CIVIL DIVORCE: AN ATTACK ON FAMILIES

The civil divorce epidemic (GS 49), hence the constantly increasing number of divorces, in addition to widespread legislation and our society’s divorcists mentality, represent a worrying indication for conjugal and family communities also influencing the lives of Christian couples.

One must on this subject first of all bear in mind that civil divorce legislation does not consist in a human right. It is not in the absolute sense a question of acknowledging a right but rather, in most cases, of providing "an alleged remedy for a serious social problem", such as the breakdown of a marriage.

Effectively however divorce legislation encourages society and its authorities towards a slow but progressive change in the interpretation of the marriage bond, persuading people to think that marriage is dissoluble; thereby introducing through the law’s social and pedagogic functions – knowing full well that legality is not simply identified with morality – a concept that deprives from within one of the most important realities for the creation of a personal and social life.

Experience on the other hand shows that this kind of legislation tends to become progressively radicalised. Cases requesting marriages to be legally dissolve multiply; couples without insoluble problems, but going through passing crises are encouraged to resort to this legal solution; legal principles are frequently introduced allowing married couples to establish the duration of the conjugal bond, or even allowing one or the other to make this decision unilaterally, as if one could simply repudiate the other. In such a manner – from a legal point of view – marriage is provided with less stability and protection than is provided for far less important contracts both in a personal and in a social sense.

In doing this, what was supposed to be a remedy for a problem, effectively opens the door to attacks on marriage and on the family.

In treating the conjugal bond this way, the State does not fulfil its fundamental duties as far as respecting the common good of society is concerned; furthermore, without adopting any particular religious confession, the legislator cannot feel he as at a superior level as far as the respect of the human’s being’s dignity and fundamental rights are concerned, the real issue here.

The generalisation of a divorcist legislation and mentality is not in fact required by the "autonomy" of society and the civil authorities, but rather by the wish to accept a certain kind of ideology, an understanding of humankind and its freedom that on this occasion could be defined as utilitarian individualism.

The origins of this phenomenon are to be found in a corruption of the concept of freedom perceived as pure autonomous self- determination, thanks to which a person establishes what must be done exclusively according to taste and usefulness, without considering the other person and that person’s good, or the needs of the objective truth; the person in this case does not accept the sincere renunciation of self but only its egocentricity and selfishness.
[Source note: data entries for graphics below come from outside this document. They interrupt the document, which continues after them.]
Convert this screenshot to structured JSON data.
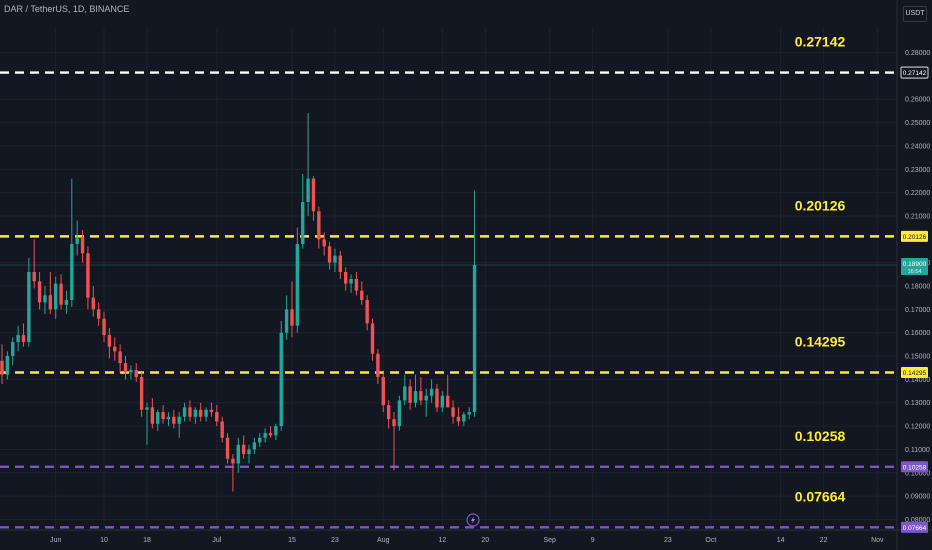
{
  "header": {
    "pair_text": "DAR / TetherUS, 1D, BINANCE",
    "currency_button": "USDT"
  },
  "colors": {
    "background": "#131722",
    "up": "#26a69a",
    "down": "#ef5350",
    "yellow": "#ffeb3b",
    "white": "#ffffff",
    "purple": "#7e57c2",
    "axis_text": "#b2b5be",
    "grid": "#1e222d"
  },
  "chart_data": {
    "type": "candlestick",
    "title": "",
    "xlabel": "",
    "ylabel": "",
    "ylim": [
      0.0755,
      0.2905
    ],
    "y_ticks": [
      "0.28000",
      "0.26000",
      "0.25000",
      "0.24000",
      "0.23000",
      "0.22000",
      "0.21000",
      "0.19000",
      "0.18000",
      "0.17000",
      "0.16000",
      "0.15000",
      "0.14000",
      "0.13000",
      "0.12000",
      "0.11000",
      "0.10000",
      "0.09000",
      "0.08000"
    ],
    "x_ticks": [
      {
        "label": "Jun",
        "date": "2024-06-01"
      },
      {
        "label": "10",
        "date": "2024-06-10"
      },
      {
        "label": "18",
        "date": "2024-06-18"
      },
      {
        "label": "Jul",
        "date": "2024-07-01"
      },
      {
        "label": "15",
        "date": "2024-07-15"
      },
      {
        "label": "23",
        "date": "2024-07-23"
      },
      {
        "label": "Aug",
        "date": "2024-08-01"
      },
      {
        "label": "12",
        "date": "2024-08-12"
      },
      {
        "label": "20",
        "date": "2024-08-20"
      },
      {
        "label": "Sep",
        "date": "2024-09-01"
      },
      {
        "label": "9",
        "date": "2024-09-09"
      },
      {
        "label": "23",
        "date": "2024-09-23"
      },
      {
        "label": "Oct",
        "date": "2024-10-01"
      },
      {
        "label": "14",
        "date": "2024-10-14"
      },
      {
        "label": "22",
        "date": "2024-10-22"
      },
      {
        "label": "Nov",
        "date": "2024-11-01"
      }
    ],
    "levels": [
      {
        "value": 0.27142,
        "label": "0.27142",
        "axis_label": "0.27142",
        "color": "#ffffff"
      },
      {
        "value": 0.20126,
        "label": "0.20126",
        "axis_label": "0.20126",
        "color": "#ffeb3b"
      },
      {
        "value": 0.14295,
        "label": "0.14295",
        "axis_label": "0.14295",
        "color": "#ffeb3b"
      },
      {
        "value": 0.10258,
        "label": "0.10258",
        "axis_label": "0.10258",
        "color": "#7e57c2"
      },
      {
        "value": 0.07664,
        "label": "0.07664",
        "axis_label": "0.07664",
        "color": "#7e57c2"
      }
    ],
    "last_price": {
      "value": 0.189,
      "label": "0.18900",
      "countdown": "16:54"
    },
    "candles": [
      {
        "date": "2024-05-22",
        "o": 0.148,
        "h": 0.155,
        "l": 0.138,
        "c": 0.142
      },
      {
        "date": "2024-05-23",
        "o": 0.142,
        "h": 0.152,
        "l": 0.14,
        "c": 0.15
      },
      {
        "date": "2024-05-24",
        "o": 0.15,
        "h": 0.158,
        "l": 0.146,
        "c": 0.156
      },
      {
        "date": "2024-05-25",
        "o": 0.156,
        "h": 0.163,
        "l": 0.152,
        "c": 0.159
      },
      {
        "date": "2024-05-26",
        "o": 0.159,
        "h": 0.164,
        "l": 0.154,
        "c": 0.156
      },
      {
        "date": "2024-05-27",
        "o": 0.156,
        "h": 0.192,
        "l": 0.154,
        "c": 0.186
      },
      {
        "date": "2024-05-28",
        "o": 0.186,
        "h": 0.2,
        "l": 0.179,
        "c": 0.182
      },
      {
        "date": "2024-05-29",
        "o": 0.182,
        "h": 0.186,
        "l": 0.17,
        "c": 0.173
      },
      {
        "date": "2024-05-30",
        "o": 0.173,
        "h": 0.18,
        "l": 0.168,
        "c": 0.176
      },
      {
        "date": "2024-05-31",
        "o": 0.176,
        "h": 0.186,
        "l": 0.168,
        "c": 0.17
      },
      {
        "date": "2024-06-01",
        "o": 0.17,
        "h": 0.184,
        "l": 0.166,
        "c": 0.181
      },
      {
        "date": "2024-06-02",
        "o": 0.181,
        "h": 0.185,
        "l": 0.17,
        "c": 0.172
      },
      {
        "date": "2024-06-03",
        "o": 0.172,
        "h": 0.178,
        "l": 0.168,
        "c": 0.174
      },
      {
        "date": "2024-06-04",
        "o": 0.174,
        "h": 0.226,
        "l": 0.171,
        "c": 0.198
      },
      {
        "date": "2024-06-05",
        "o": 0.198,
        "h": 0.208,
        "l": 0.193,
        "c": 0.201
      },
      {
        "date": "2024-06-06",
        "o": 0.201,
        "h": 0.204,
        "l": 0.19,
        "c": 0.194
      },
      {
        "date": "2024-06-07",
        "o": 0.194,
        "h": 0.197,
        "l": 0.17,
        "c": 0.175
      },
      {
        "date": "2024-06-08",
        "o": 0.175,
        "h": 0.18,
        "l": 0.167,
        "c": 0.17
      },
      {
        "date": "2024-06-09",
        "o": 0.17,
        "h": 0.173,
        "l": 0.163,
        "c": 0.166
      },
      {
        "date": "2024-06-10",
        "o": 0.166,
        "h": 0.169,
        "l": 0.156,
        "c": 0.159
      },
      {
        "date": "2024-06-11",
        "o": 0.159,
        "h": 0.162,
        "l": 0.149,
        "c": 0.154
      },
      {
        "date": "2024-06-12",
        "o": 0.154,
        "h": 0.158,
        "l": 0.148,
        "c": 0.152
      },
      {
        "date": "2024-06-13",
        "o": 0.152,
        "h": 0.155,
        "l": 0.143,
        "c": 0.147
      },
      {
        "date": "2024-06-14",
        "o": 0.147,
        "h": 0.15,
        "l": 0.14,
        "c": 0.143
      },
      {
        "date": "2024-06-15",
        "o": 0.143,
        "h": 0.146,
        "l": 0.14,
        "c": 0.144
      },
      {
        "date": "2024-06-16",
        "o": 0.144,
        "h": 0.147,
        "l": 0.139,
        "c": 0.141
      },
      {
        "date": "2024-06-17",
        "o": 0.141,
        "h": 0.143,
        "l": 0.124,
        "c": 0.127
      },
      {
        "date": "2024-06-18",
        "o": 0.127,
        "h": 0.13,
        "l": 0.112,
        "c": 0.128
      },
      {
        "date": "2024-06-19",
        "o": 0.128,
        "h": 0.132,
        "l": 0.119,
        "c": 0.121
      },
      {
        "date": "2024-06-20",
        "o": 0.121,
        "h": 0.127,
        "l": 0.118,
        "c": 0.126
      },
      {
        "date": "2024-06-21",
        "o": 0.126,
        "h": 0.129,
        "l": 0.121,
        "c": 0.123
      },
      {
        "date": "2024-06-22",
        "o": 0.123,
        "h": 0.126,
        "l": 0.12,
        "c": 0.124
      },
      {
        "date": "2024-06-23",
        "o": 0.124,
        "h": 0.127,
        "l": 0.119,
        "c": 0.121
      },
      {
        "date": "2024-06-24",
        "o": 0.121,
        "h": 0.126,
        "l": 0.115,
        "c": 0.124
      },
      {
        "date": "2024-06-25",
        "o": 0.124,
        "h": 0.13,
        "l": 0.122,
        "c": 0.128
      },
      {
        "date": "2024-06-26",
        "o": 0.128,
        "h": 0.131,
        "l": 0.122,
        "c": 0.124
      },
      {
        "date": "2024-06-27",
        "o": 0.124,
        "h": 0.128,
        "l": 0.121,
        "c": 0.127
      },
      {
        "date": "2024-06-28",
        "o": 0.127,
        "h": 0.13,
        "l": 0.122,
        "c": 0.124
      },
      {
        "date": "2024-06-29",
        "o": 0.124,
        "h": 0.128,
        "l": 0.122,
        "c": 0.127
      },
      {
        "date": "2024-06-30",
        "o": 0.127,
        "h": 0.13,
        "l": 0.124,
        "c": 0.126
      },
      {
        "date": "2024-07-01",
        "o": 0.126,
        "h": 0.129,
        "l": 0.12,
        "c": 0.122
      },
      {
        "date": "2024-07-02",
        "o": 0.122,
        "h": 0.124,
        "l": 0.113,
        "c": 0.115
      },
      {
        "date": "2024-07-03",
        "o": 0.115,
        "h": 0.117,
        "l": 0.104,
        "c": 0.106
      },
      {
        "date": "2024-07-04",
        "o": 0.106,
        "h": 0.108,
        "l": 0.092,
        "c": 0.104
      },
      {
        "date": "2024-07-05",
        "o": 0.104,
        "h": 0.115,
        "l": 0.1,
        "c": 0.112
      },
      {
        "date": "2024-07-06",
        "o": 0.112,
        "h": 0.116,
        "l": 0.106,
        "c": 0.108
      },
      {
        "date": "2024-07-07",
        "o": 0.108,
        "h": 0.112,
        "l": 0.104,
        "c": 0.11
      },
      {
        "date": "2024-07-08",
        "o": 0.11,
        "h": 0.115,
        "l": 0.108,
        "c": 0.113
      },
      {
        "date": "2024-07-09",
        "o": 0.113,
        "h": 0.117,
        "l": 0.111,
        "c": 0.115
      },
      {
        "date": "2024-07-10",
        "o": 0.115,
        "h": 0.119,
        "l": 0.113,
        "c": 0.117
      },
      {
        "date": "2024-07-11",
        "o": 0.117,
        "h": 0.12,
        "l": 0.115,
        "c": 0.116
      },
      {
        "date": "2024-07-12",
        "o": 0.116,
        "h": 0.121,
        "l": 0.114,
        "c": 0.12
      },
      {
        "date": "2024-07-13",
        "o": 0.12,
        "h": 0.165,
        "l": 0.118,
        "c": 0.16
      },
      {
        "date": "2024-07-14",
        "o": 0.16,
        "h": 0.176,
        "l": 0.157,
        "c": 0.17
      },
      {
        "date": "2024-07-15",
        "o": 0.17,
        "h": 0.182,
        "l": 0.158,
        "c": 0.163
      },
      {
        "date": "2024-07-16",
        "o": 0.163,
        "h": 0.205,
        "l": 0.16,
        "c": 0.198
      },
      {
        "date": "2024-07-17",
        "o": 0.198,
        "h": 0.228,
        "l": 0.196,
        "c": 0.216
      },
      {
        "date": "2024-07-18",
        "o": 0.216,
        "h": 0.254,
        "l": 0.21,
        "c": 0.226
      },
      {
        "date": "2024-07-19",
        "o": 0.226,
        "h": 0.227,
        "l": 0.208,
        "c": 0.212
      },
      {
        "date": "2024-07-20",
        "o": 0.212,
        "h": 0.214,
        "l": 0.196,
        "c": 0.2
      },
      {
        "date": "2024-07-21",
        "o": 0.2,
        "h": 0.203,
        "l": 0.193,
        "c": 0.197
      },
      {
        "date": "2024-07-22",
        "o": 0.197,
        "h": 0.199,
        "l": 0.187,
        "c": 0.19
      },
      {
        "date": "2024-07-23",
        "o": 0.19,
        "h": 0.196,
        "l": 0.186,
        "c": 0.193
      },
      {
        "date": "2024-07-24",
        "o": 0.193,
        "h": 0.195,
        "l": 0.183,
        "c": 0.186
      },
      {
        "date": "2024-07-25",
        "o": 0.186,
        "h": 0.188,
        "l": 0.178,
        "c": 0.181
      },
      {
        "date": "2024-07-26",
        "o": 0.181,
        "h": 0.185,
        "l": 0.177,
        "c": 0.183
      },
      {
        "date": "2024-07-27",
        "o": 0.183,
        "h": 0.186,
        "l": 0.176,
        "c": 0.178
      },
      {
        "date": "2024-07-28",
        "o": 0.178,
        "h": 0.182,
        "l": 0.172,
        "c": 0.174
      },
      {
        "date": "2024-07-29",
        "o": 0.174,
        "h": 0.176,
        "l": 0.161,
        "c": 0.164
      },
      {
        "date": "2024-07-30",
        "o": 0.164,
        "h": 0.166,
        "l": 0.148,
        "c": 0.151
      },
      {
        "date": "2024-07-31",
        "o": 0.151,
        "h": 0.153,
        "l": 0.138,
        "c": 0.141
      },
      {
        "date": "2024-08-01",
        "o": 0.141,
        "h": 0.143,
        "l": 0.126,
        "c": 0.129
      },
      {
        "date": "2024-08-02",
        "o": 0.129,
        "h": 0.131,
        "l": 0.119,
        "c": 0.123
      },
      {
        "date": "2024-08-03",
        "o": 0.123,
        "h": 0.126,
        "l": 0.101,
        "c": 0.12
      },
      {
        "date": "2024-08-04",
        "o": 0.12,
        "h": 0.133,
        "l": 0.118,
        "c": 0.131
      },
      {
        "date": "2024-08-05",
        "o": 0.131,
        "h": 0.142,
        "l": 0.129,
        "c": 0.137
      },
      {
        "date": "2024-08-06",
        "o": 0.137,
        "h": 0.14,
        "l": 0.127,
        "c": 0.13
      },
      {
        "date": "2024-08-07",
        "o": 0.13,
        "h": 0.142,
        "l": 0.128,
        "c": 0.135
      },
      {
        "date": "2024-08-08",
        "o": 0.135,
        "h": 0.141,
        "l": 0.129,
        "c": 0.131
      },
      {
        "date": "2024-08-09",
        "o": 0.131,
        "h": 0.136,
        "l": 0.124,
        "c": 0.133
      },
      {
        "date": "2024-08-10",
        "o": 0.133,
        "h": 0.14,
        "l": 0.13,
        "c": 0.136
      },
      {
        "date": "2024-08-11",
        "o": 0.136,
        "h": 0.138,
        "l": 0.126,
        "c": 0.128
      },
      {
        "date": "2024-08-12",
        "o": 0.128,
        "h": 0.135,
        "l": 0.126,
        "c": 0.133
      },
      {
        "date": "2024-08-13",
        "o": 0.133,
        "h": 0.142,
        "l": 0.13,
        "c": 0.128
      },
      {
        "date": "2024-08-14",
        "o": 0.128,
        "h": 0.131,
        "l": 0.121,
        "c": 0.124
      },
      {
        "date": "2024-08-15",
        "o": 0.124,
        "h": 0.128,
        "l": 0.12,
        "c": 0.122
      },
      {
        "date": "2024-08-16",
        "o": 0.122,
        "h": 0.126,
        "l": 0.12,
        "c": 0.125
      },
      {
        "date": "2024-08-17",
        "o": 0.125,
        "h": 0.128,
        "l": 0.123,
        "c": 0.126
      },
      {
        "date": "2024-08-18",
        "o": 0.126,
        "h": 0.221,
        "l": 0.124,
        "c": 0.189
      }
    ]
  }
}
A utilitarian understanding of freedom, incapable of acknowledging responsibility is the opposite of love and soon becomes a systematic threat to families.

The truth on the contrary is that "love is the inborn and fundamental vocation of each human being" (see FC 11), that man ", cannot fully find himself except through a sincere gift of himself (GS 24); because as all Christians know, God is love and created men and women for a destiny with a shared life.

The gift of self, paradigmatically achieved by man and woman in marriage, must for its very nature be lasting and irrevocable. The indissolubility derives first of all from the essence of giving oneself, from the nuptial characteristic of love and achieves an authentic consecration by its sacramental integration in the final nuptial gift of self, fulfilled by Jesus Christ on the Cross.

While understanding the real problems and human beings, moral weakness, the Church must remain faithful to the truth as regards to human love. Without this there would be the risk of losing freedom and love itself, humankind’s happiness when no longer able to understand itself. If on the contrary the truth regards to humankind’s freedom and the communion of persons within matrimony are safeguarded, the creation of a civilisation worthy of that name, a civilisation of love will become possible.

Civil divorce, as the negation of the unity and stability of the nuptial bond, means denying love and constitutes an authentic counter-testimony that damages the personal and family common good. Therefore the values of marriage and the family are placed at the centre of humankind’s existence, of culture and of society. God’s People, announcing and living Jesus Christ’s Gospel, fulfil these values in the splendour of their truthfulness, as the primordial form of the sincere gift of self, founded on God the Creator and the Redeemer’s gift of Himself, on the grace of the Holy Spirit invoked by the bride and groom during the celebration of the sacrament of matrimony.